The vibrating sensor interference signal is high-quality.Micro-nano fiber vibrating sensing of the present invention based on hollow-core fiber Device forms Fresnel reflection using two solid core optical fiber and hollow-core fiber face of weld, and the reflected light of two fusion points interferes, And then form external cavity type Fabry-Perot interferometer.Due to forming two optical reflection faces (single mode optical fiber and the hollow light of interference The face of weld 6 of fine face of weld 5 and hollow-core fiber and solid core optical fiber) it is that optical fiber cutter is cut before welding, and due to sky (93 μm) of core fibre internal diameter are greater than single mode solid core fiber core core diameter (10 μm), therefore single mode solid core optical fiber and hollow-core fiber welding When, it will not influence the cleanliness of single mode solid core fiber core end face, and because not to the two light when femtosecond laser ablation It learns reflecting surface to have an impact, therefore can guarantee the flatness in the two optical reflection faces, so that the Fabry-Perot formed Interferometer has apparent interference fringe, is easy to demodulate vibration signal.

It should be noted last that the above specific embodiment is only used to illustrate the technical scheme of the present invention and not to limit it, Although being described the invention in detail referring to preferred embodiment, those skilled in the art should understand that, to this hair Bright technical solution is modified or replaced equivalently, and without departing from the spirit and scope of the technical solution of the present invention, should all be contained Lid is in the scope of the claims of the present invention.

Claims (5)

1. a kind of micro-nano fiber vibrating sensor based on hollow-core fiber, it is characterised in that: include: single mode optical fiber (1), hollow light Fine (2), solid core optical fiber (3)；Single mode optical fiber (1), hollow-core fiber (2) and solid core optical fiber (3) sequence welding；The hollow-core fiber (2) it is hollow cylinder, and opens up notch at cylindrical sides center；The axial length of the notch need to be less than hollow cylinder Length；The notch is by being formed with femtosecond laser from hollow-core fiber (2) side ablation.

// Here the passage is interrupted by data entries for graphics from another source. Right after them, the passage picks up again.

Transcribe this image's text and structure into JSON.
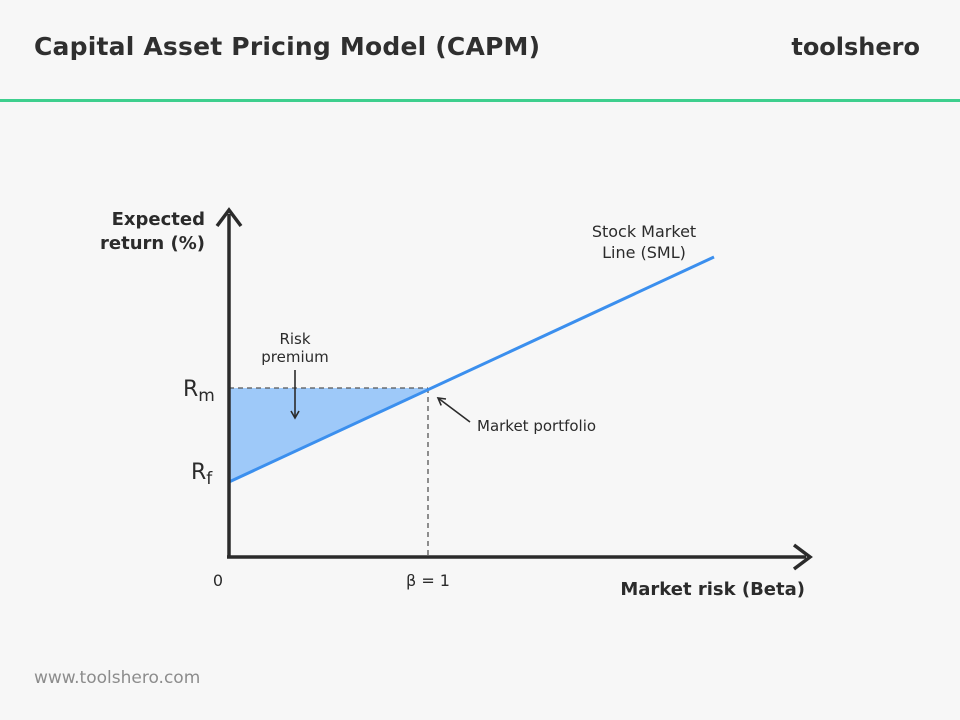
{
  "header": {
    "title": "Capital Asset Pricing Model (CAPM)",
    "brand": "toolshero"
  },
  "footer": {
    "url": "www.toolshero.com"
  },
  "colors": {
    "accent_rule": "#3ecf8e",
    "sml_line": "#3b8fee",
    "risk_premium_fill": "#9ec9f9",
    "axis": "#2b2b2b"
  },
  "diagram": {
    "y_axis_label_line1": "Expected",
    "y_axis_label_line2": "return (%)",
    "x_axis_label": "Market risk (Beta)",
    "origin_label": "0",
    "beta_one_label": "β = 1",
    "rm_label_main": "R",
    "rm_label_sub": "m",
    "rf_label_main": "R",
    "rf_label_sub": "f",
    "sml_label_line1": "Stock Market",
    "sml_label_line2": "Line (SML)",
    "risk_premium_line1": "Risk",
    "risk_premium_line2": "premium",
    "market_portfolio_label": "Market portfolio"
  }
}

2. a kind of micro-nano fiber vibrating sensor based on hollow-core fiber as described in claim 1, it is characterised in that: the sky The length of core fibre (2) is 100 μm -2000 μm, and outer diameter is identical or close as single mode optical fiber (1) outer diameter, and internal diameter is 10 μm of -100 μ m；Solid core optical fiber (3) length is 100 μm -5000 μm.

3. a kind of micro-nano fiber vibrating sensor based on hollow-core fiber as described in claim 1, it is characterised in that: the burning Erosion vertical depth is the 10%-90% of hollow-core fiber (2) diameter.

4. processing a kind of method of the micro-nano fiber vibrating sensor based on hollow-core fiber as described in claim 1, feature It is: specific steps are as follows:

Step 1: single mode optical fiber (1) and hollow-core fiber (2) welding；

Step 2: the hollow-core fiber (2) that excision is extra；

Step 3: hollow-core fiber (2) and solid core optical fiber (3) welding；

Step 4: the solid core optical fiber (3) that excision is extra；

Step 5: to the end face roughening treatment of the solid core optical fiber (3) after excision；

Step 6: femtosecond laser ablation hollow-core fiber (2).

5. a kind of micro-nano fiber vibrating sensor based on hollow-core fiber as described in claims 1 to 3 any one, feature It is: the course of work are as follows: detection light is imported by single mode optical fiber (1), the face of weld (5) in single mode optical fiber (1) and hollow-core fiber (2) First time Fresnel reflection is formed, second of Fei Nier is formed in hollow-core fiber (2) and solid core optical fiber (3) face of weld (6) and reflects, Two-beam interference is reflected to form twice, and reflected light is exported by single mode optical fiber (1) to (FBG) demodulator；When the sensor is by vertical When the vibration in cantilever beam (4) direction, solid core optical fiber (3) drives cantilever beam (4) generation micro-bend as mass block, to change dry The optical path difference of interferometer, to form interference-type optical fiber vibrating sensor.